A DITADURA DAS FINANÇAS (3):
O QUE É IMPOSSÍVEL, IMPOSSÍVEL CONTINUA


 Mas se o estado pode muito, e o estado fiscal pode ainda mais, não podem tudo. Não podem fazer com que quem não tem dinheiro para pagar impostos os pague. Podem ir-lhes buscar o salário, e, quando existem, as contas bancárias, os carros, as casas, tudo e mais alguma coisa, mas se não há dinheiro. Podem levar uma família ao calvário de todos os incumprimentos, podem executar tudo o que há, podem levar uma pequena empresa, ou média, ou grande, à falência, mas se não há dinheiro para pagar os brutais impostos, não há. Podem até introduzir a prisão por dívidas, ou quiçá a escravatura por dívidas, podem por um polícia fiscal em cada loja, mercado, restaurante, courela, feira da ladra, mesada de pais para filhos, presente de namoro, funeral, e taxar o atravessar das ruas, mas se não há dinheiro, não há. Ponto. 
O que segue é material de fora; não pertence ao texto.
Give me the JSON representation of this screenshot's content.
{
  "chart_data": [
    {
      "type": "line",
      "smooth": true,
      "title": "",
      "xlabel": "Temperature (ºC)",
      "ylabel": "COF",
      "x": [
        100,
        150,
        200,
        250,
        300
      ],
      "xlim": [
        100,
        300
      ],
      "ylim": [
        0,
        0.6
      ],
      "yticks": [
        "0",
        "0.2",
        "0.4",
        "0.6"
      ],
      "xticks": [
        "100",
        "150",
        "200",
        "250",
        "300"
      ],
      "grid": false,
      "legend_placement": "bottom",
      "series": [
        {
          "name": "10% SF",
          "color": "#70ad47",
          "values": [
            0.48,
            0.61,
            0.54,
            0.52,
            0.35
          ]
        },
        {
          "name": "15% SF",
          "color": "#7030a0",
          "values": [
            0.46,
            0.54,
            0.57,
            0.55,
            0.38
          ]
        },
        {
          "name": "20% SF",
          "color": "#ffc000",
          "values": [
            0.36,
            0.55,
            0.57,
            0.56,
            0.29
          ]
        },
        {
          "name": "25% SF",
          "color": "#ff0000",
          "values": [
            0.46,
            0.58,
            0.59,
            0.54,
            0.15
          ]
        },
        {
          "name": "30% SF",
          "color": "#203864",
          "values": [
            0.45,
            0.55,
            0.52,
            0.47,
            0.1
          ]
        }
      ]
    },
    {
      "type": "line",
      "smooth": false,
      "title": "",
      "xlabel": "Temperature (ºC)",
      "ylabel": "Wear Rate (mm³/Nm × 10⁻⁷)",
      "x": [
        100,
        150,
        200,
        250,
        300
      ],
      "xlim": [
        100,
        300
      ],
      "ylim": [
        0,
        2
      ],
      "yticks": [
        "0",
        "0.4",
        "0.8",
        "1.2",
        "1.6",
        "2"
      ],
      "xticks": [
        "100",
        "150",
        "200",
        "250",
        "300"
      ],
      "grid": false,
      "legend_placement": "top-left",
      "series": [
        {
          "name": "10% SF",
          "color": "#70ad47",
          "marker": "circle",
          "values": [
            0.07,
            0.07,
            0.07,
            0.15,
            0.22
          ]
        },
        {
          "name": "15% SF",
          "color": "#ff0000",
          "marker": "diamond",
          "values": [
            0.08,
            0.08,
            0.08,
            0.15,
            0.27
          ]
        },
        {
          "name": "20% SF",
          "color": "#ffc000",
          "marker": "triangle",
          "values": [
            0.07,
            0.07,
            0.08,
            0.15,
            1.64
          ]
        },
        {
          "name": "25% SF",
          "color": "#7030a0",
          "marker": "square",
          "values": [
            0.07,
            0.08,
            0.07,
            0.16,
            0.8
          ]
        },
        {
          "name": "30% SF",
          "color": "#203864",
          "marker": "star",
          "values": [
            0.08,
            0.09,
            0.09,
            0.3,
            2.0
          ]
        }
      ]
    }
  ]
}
O estado pode muito, pode estragar a vida a milhões de pessoas, mas não as pode fazer pagar o que não têm. Em 2013 esta vai ser a grande lição aos soberbos, ignorantes espertos, aprendizes de feiticeiros, e aos medíocres arrogantes. Infelizmente esta lição vai sair muito cara a todos os portugueses.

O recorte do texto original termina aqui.